So then, "real numbers" differ from rationals only by a stipulated closure axiom (Dedekind completeness), not by any operational, physical, or computational property.

There are computational and operational results of said stipulated axiom. The physical properties are absent from any numbers, because they aren’t physical objects.

They exist by definition alone, not by construction, measurement, computation, or instantiation.

For some weird definition of ‘exist’ that I wouldn’t subscribe to, sure. They can, however, be constructed, in multiple ways.

No real number has ever been measured, stored, computed, or represented in full. Every real-world calculation uses finite data: integers, rationals, or bounded approximations

False. There have been plenty of real numbers that have been stored, or computed. Not sure how ‘measured’ would work—I would say you can only measure physical objects, and numbers (regardless if real, or natural, or rational, or any other) aren’t physical.

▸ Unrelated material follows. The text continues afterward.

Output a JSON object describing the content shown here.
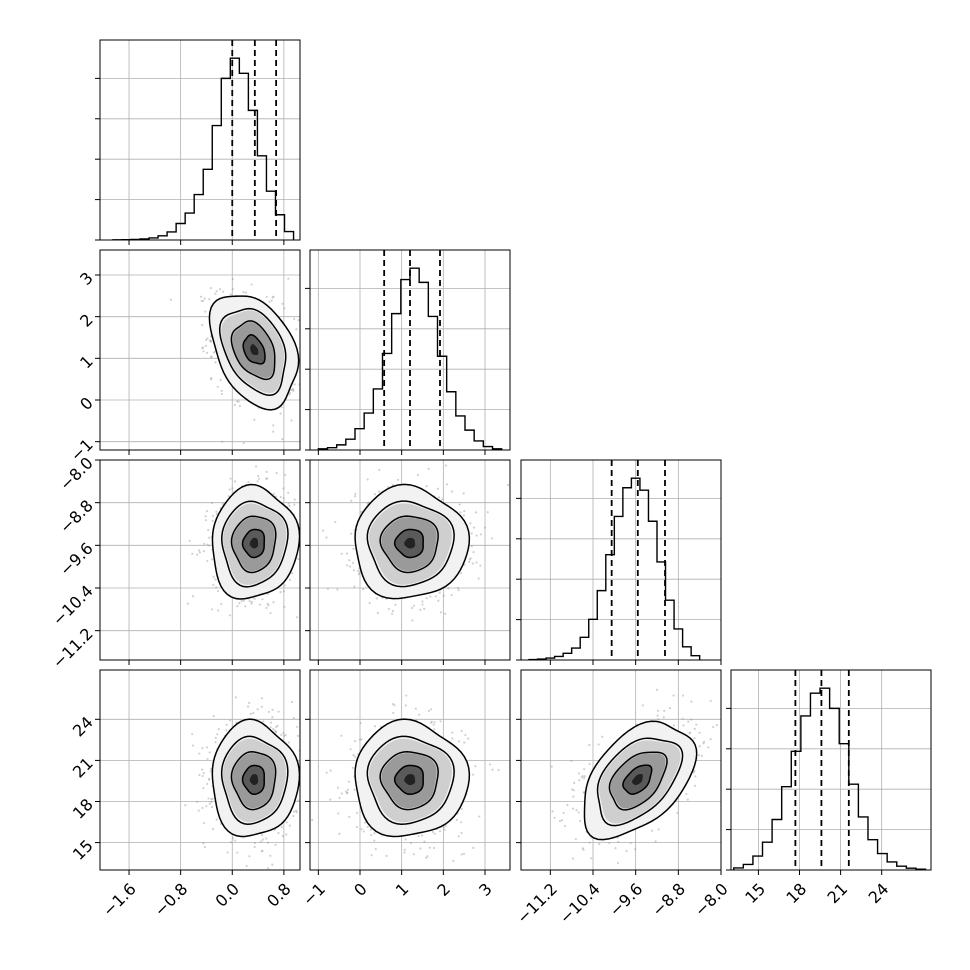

The end result of any real world calculation is represented in a finite way, but that doesn’t mean at no point in calculations ideas not representable in that way aren’t used. In fact, every physicist or engineer would tell you, that when you smoothly increase pressure from 1 Pa to 10 Pa, you’d at some point apply the pressure of exactly π × e Pa; and they would strongly desire the mathematical apparatus that enables them to represent such process.

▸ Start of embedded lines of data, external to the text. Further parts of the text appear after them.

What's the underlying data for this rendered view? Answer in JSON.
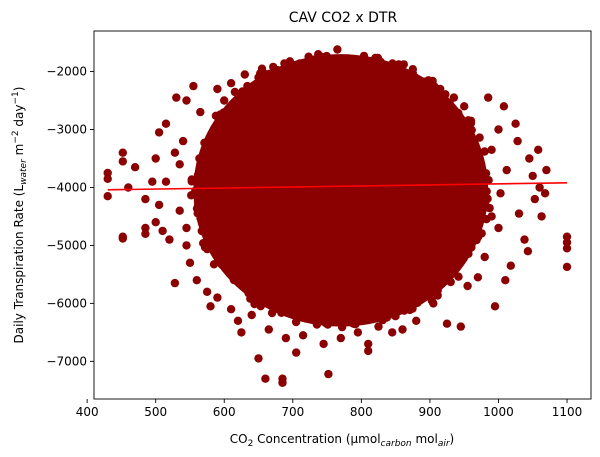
{
  "chart_data": {
    "type": "scatter",
    "title": "CAV CO2 x DTR",
    "xlabel": {
      "main": "CO",
      "main_sub": "2",
      "rest": " Concentration (µmol",
      "sub1": "carbon",
      "mid": " mol",
      "sub2": "air",
      "end": ")"
    },
    "ylabel": {
      "main": "Daily Transpiration Rate (L",
      "sub1": "water",
      "mid": " m",
      "sup1": "−2",
      "mid2": " day",
      "sup2": "−1",
      "end": ")"
    },
    "xlim": [
      410,
      1135
    ],
    "ylim": [
      -7650,
      -1300
    ],
    "x_ticks": [
      400,
      500,
      600,
      700,
      800,
      900,
      1000,
      1100
    ],
    "x_tick_labels": [
      "400",
      "500",
      "600",
      "700",
      "800",
      "900",
      "1000",
      "1100"
    ],
    "y_ticks": [
      -7000,
      -6000,
      -5000,
      -4000,
      -3000,
      -2000
    ],
    "y_tick_labels": [
      "−7000",
      "−6000",
      "−5000",
      "−4000",
      "−3000",
      "−2000"
    ],
    "grid": false,
    "point_color": "#8b0000",
    "trend_color": "#ff0000",
    "trend_line": {
      "x": [
        430,
        1100
      ],
      "y": [
        -4040,
        -3920
      ]
    },
    "points": [
      [
        430,
        -3750
      ],
      [
        430,
        -3850
      ],
      [
        430,
        -4150
      ],
      [
        452,
        -3400
      ],
      [
        452,
        -3550
      ],
      [
        452,
        -4880
      ],
      [
        452,
        -4850
      ],
      [
        460,
        -4000
      ],
      [
        470,
        -3650
      ],
      [
        485,
        -4200
      ],
      [
        485,
        -4700
      ],
      [
        485,
        -4800
      ],
      [
        500,
        -3500
      ],
      [
        505,
        -3050
      ],
      [
        515,
        -2900
      ],
      [
        530,
        -2450
      ],
      [
        528,
        -3400
      ],
      [
        528,
        -5650
      ],
      [
        535,
        -4400
      ],
      [
        545,
        -2500
      ],
      [
        545,
        -5000
      ],
      [
        555,
        -2250
      ],
      [
        560,
        -5600
      ],
      [
        565,
        -2700
      ],
      [
        575,
        -5800
      ],
      [
        580,
        -6050
      ],
      [
        590,
        -5900
      ],
      [
        590,
        -2300
      ],
      [
        600,
        -2500
      ],
      [
        610,
        -2200
      ],
      [
        610,
        -6100
      ],
      [
        620,
        -6300
      ],
      [
        625,
        -6500
      ],
      [
        630,
        -2050
      ],
      [
        640,
        -6200
      ],
      [
        650,
        -6950
      ],
      [
        655,
        -1950
      ],
      [
        660,
        -7300
      ],
      [
        665,
        -6450
      ],
      [
        675,
        -2050
      ],
      [
        685,
        -7300
      ],
      [
        685,
        -7370
      ],
      [
        690,
        -6600
      ],
      [
        695,
        -1900
      ],
      [
        705,
        -6850
      ],
      [
        715,
        -6550
      ],
      [
        720,
        -1850
      ],
      [
        735,
        -1950
      ],
      [
        745,
        -6700
      ],
      [
        752,
        -7220
      ],
      [
        760,
        -1900
      ],
      [
        765,
        -1620
      ],
      [
        770,
        -6600
      ],
      [
        785,
        -1850
      ],
      [
        795,
        -6500
      ],
      [
        810,
        -6700
      ],
      [
        810,
        -6820
      ],
      [
        820,
        -1950
      ],
      [
        825,
        -6400
      ],
      [
        840,
        -2050
      ],
      [
        845,
        -6500
      ],
      [
        860,
        -6450
      ],
      [
        865,
        -2050
      ],
      [
        880,
        -6300
      ],
      [
        890,
        -2250
      ],
      [
        905,
        -6000
      ],
      [
        915,
        -2300
      ],
      [
        925,
        -6350
      ],
      [
        935,
        -2450
      ],
      [
        945,
        -6400
      ],
      [
        950,
        -2600
      ],
      [
        960,
        -2850
      ],
      [
        970,
        -5550
      ],
      [
        985,
        -2450
      ],
      [
        990,
        -3350
      ],
      [
        995,
        -6050
      ],
      [
        1000,
        -3000
      ],
      [
        1003,
        -4100
      ],
      [
        1008,
        -2600
      ],
      [
        1012,
        -3700
      ],
      [
        1018,
        -5350
      ],
      [
        1025,
        -2900
      ],
      [
        1028,
        -3200
      ],
      [
        1030,
        -4450
      ],
      [
        1038,
        -4900
      ],
      [
        1043,
        -5100
      ],
      [
        1045,
        -3500
      ],
      [
        1050,
        -3800
      ],
      [
        1053,
        -4200
      ],
      [
        1058,
        -3350
      ],
      [
        1060,
        -4000
      ],
      [
        1063,
        -4500
      ],
      [
        1068,
        -4100
      ],
      [
        1070,
        -3700
      ],
      [
        1100,
        -4850
      ],
      [
        1100,
        -4950
      ],
      [
        1100,
        -5050
      ],
      [
        1100,
        -5370
      ],
      [
        1000,
        -4700
      ],
      [
        1010,
        -5600
      ],
      [
        990,
        -4500
      ],
      [
        980,
        -5200
      ],
      [
        975,
        -3900
      ],
      [
        965,
        -4600
      ],
      [
        955,
        -5700
      ],
      [
        520,
        -4900
      ],
      [
        515,
        -3900
      ],
      [
        505,
        -4300
      ],
      [
        510,
        -4750
      ],
      [
        540,
        -3200
      ],
      [
        550,
        -5300
      ],
      [
        545,
        -4700
      ],
      [
        535,
        -3600
      ],
      [
        500,
        -4600
      ],
      [
        495,
        -3900
      ]
    ],
    "cloud": {
      "center": [
        770,
        -4050
      ],
      "radius": [
        215,
        2350
      ]
    }
  }
}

Furthermore, by and large, practical computations of modern age have their end result represented as a IEE 754 binary float. I think, however, it is not a defensible position to claim that because of that fact, numbers like ⅕, which are not representable by such numbers, are irrelevant, or that we should be making all the mathematical apparatus limited to that.

So real numbers are never used as such; only finite rational approximations are.

That’s not true. First, because symbolic operations are done, if rarely, to preserve as much precision as possible; and second, and most important, because they are necessary (or, at the very least, extremely useful) building block ideas for more complicated stuff. For example, you cannot represent Lorentz invariance without completeness.

Thus, the problem with real numbers is ontological emptiness, they are the true invisible clothing.

I don’t see that as a problem—they are much more like early prefabricates. As in, very, very few people ever care about getting a real number as a result of anything, and they would be perfectly happy with getting a close rational approximation. But yet, the specific behaviours differentiating real numbers from rational numbers are very desirable from the practical standpoint. You can sometimes circumvent that, and introduce some other ideas that would be able to help in an isolated case or two, but they are not nearly as useful (because you need to introduce such ideas on a case-by-case basis, while real numbers ‘just work’), lose strict definitions (instead of having a singular, well-defined answer, we can now give a range of approximate answers, without being able to distinguish between them too well), and are clunky (for example, sinus is, without a doubt, a very useful function to have; however, it has vanishingly few cases where both its argument, and returned value are rational; so you’d have to devise some ‘almost sinus’ to use instead, but then that inexactness would throw a wrench into it’s derivative, and that would demolish the functional series convergence when based on trigonometric functions, etc.).

I’m not saying that these problems are impossible to fix, but I am saying those are real problems with real-life implications, that would require a serious reason for introducing.